I have an old scope that sometimes works, I'll stick it on there today and try different caps and see if anything helps.
 
Yeah brought it down some with caps but not enough I guess. Cut the noise by about 60-70% but still really messes with the sensing. I think they're just really noisy and maybe are broadcasting some noise as well, 'though I have audio amplification happening a few inches away and it's quiet. But maybe higher frequency than audio.
 
Get a 200+ uH inductor and a couple of 1000+ uF caps. Make sure the inductor is rated for more than your current, and the capacitors rated for more than your voltage.
On the output from the power supply, hook up capacitor in parallel, inductor in series, second capacitor in parallel.

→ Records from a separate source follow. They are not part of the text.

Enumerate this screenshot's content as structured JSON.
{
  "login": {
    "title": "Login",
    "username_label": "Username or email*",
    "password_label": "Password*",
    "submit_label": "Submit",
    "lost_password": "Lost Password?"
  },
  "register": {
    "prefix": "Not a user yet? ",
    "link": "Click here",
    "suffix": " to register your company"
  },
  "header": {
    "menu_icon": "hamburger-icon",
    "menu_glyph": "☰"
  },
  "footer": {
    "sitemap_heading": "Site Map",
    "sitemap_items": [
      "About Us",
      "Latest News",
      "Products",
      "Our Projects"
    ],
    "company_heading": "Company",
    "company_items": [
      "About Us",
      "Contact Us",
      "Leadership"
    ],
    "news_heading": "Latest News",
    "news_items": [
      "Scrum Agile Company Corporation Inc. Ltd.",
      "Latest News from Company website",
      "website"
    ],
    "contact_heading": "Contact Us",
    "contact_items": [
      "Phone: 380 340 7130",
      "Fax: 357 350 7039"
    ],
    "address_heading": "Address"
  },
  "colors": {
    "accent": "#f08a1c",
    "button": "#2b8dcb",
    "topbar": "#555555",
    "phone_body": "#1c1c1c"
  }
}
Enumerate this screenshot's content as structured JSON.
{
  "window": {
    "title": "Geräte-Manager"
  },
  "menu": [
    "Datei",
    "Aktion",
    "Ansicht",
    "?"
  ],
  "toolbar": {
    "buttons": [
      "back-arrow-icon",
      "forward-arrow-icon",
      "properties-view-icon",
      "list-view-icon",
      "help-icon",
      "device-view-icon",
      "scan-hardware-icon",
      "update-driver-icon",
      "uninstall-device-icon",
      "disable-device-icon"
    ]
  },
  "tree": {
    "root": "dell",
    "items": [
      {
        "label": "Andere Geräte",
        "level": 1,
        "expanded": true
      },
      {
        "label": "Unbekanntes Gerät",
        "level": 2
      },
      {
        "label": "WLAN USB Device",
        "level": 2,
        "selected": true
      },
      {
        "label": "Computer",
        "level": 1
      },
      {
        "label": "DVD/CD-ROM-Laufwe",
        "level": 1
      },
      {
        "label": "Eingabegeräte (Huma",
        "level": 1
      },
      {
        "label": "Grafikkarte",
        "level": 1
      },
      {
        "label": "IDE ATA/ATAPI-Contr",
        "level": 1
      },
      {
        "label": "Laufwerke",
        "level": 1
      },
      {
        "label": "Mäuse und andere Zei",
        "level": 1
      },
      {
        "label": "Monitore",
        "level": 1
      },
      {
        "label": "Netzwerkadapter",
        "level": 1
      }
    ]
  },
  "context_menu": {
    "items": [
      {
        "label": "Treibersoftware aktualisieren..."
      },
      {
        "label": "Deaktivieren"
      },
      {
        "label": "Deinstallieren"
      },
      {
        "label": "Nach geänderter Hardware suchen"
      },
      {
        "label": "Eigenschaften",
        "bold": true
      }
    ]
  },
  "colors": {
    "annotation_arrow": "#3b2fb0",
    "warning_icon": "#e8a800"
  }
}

Now, you have a LC filter, which is much better than just a parallel C.
The corner frequency of those components would be about 250 Hz. Presumably the noise you're seeing is at a higher frequency than that?
Else, add more of each :)
 
Get a 200+ uH inductor and a couple of 1000+ uF caps. Make sure the inductor is rated for more than your current, and the capacitors rated for more than your voltage.
On the output from the power supply, hook up capacitor in parallel, inductor in series, second capacitor in parallel.
Now, you have a LC filter, which is much better than just a parallel C.
The corner frequency of those components would be about 250 Hz. Presumably the noise you're seeing is at a higher frequency than that?
Else, add more of each :)
The other way I'm thinking of going is just getting a transformer-based power supply. I tested a wall-wart today that was lying around and it worked fine. I need about 4 amps at 24V for some of the stuff I'm running so the wall wart was much too small but it at least demonstrated to me that the noise problem is probably high frequency noise from the switching. I'll see what's available in old-school power supplies as well as consider making up a filter as you described. I don't have any chokes so I'll be buying parts one way or the other:) Thanks for the suggestion - if I go the LC route could you recommend a spec for the inductor? Thanks again.
 
This might work: http://www.digikey.com/product-detail/en/abracon-llc/AIRD-02-221K/535-11415-ND/2660709
7 Amps rating, 220 uH, through hole.
Note that the capacitors are important, too -- without the "H" of capacitors bracketing the inductor, you don't get the filter steepness you want.
And if 1000 uF is too big for you, 100 uF instead will raise the rejection frequency by little over 3x (sqrt(10)) -- if 800 Hz is still good for you, that'll work, too.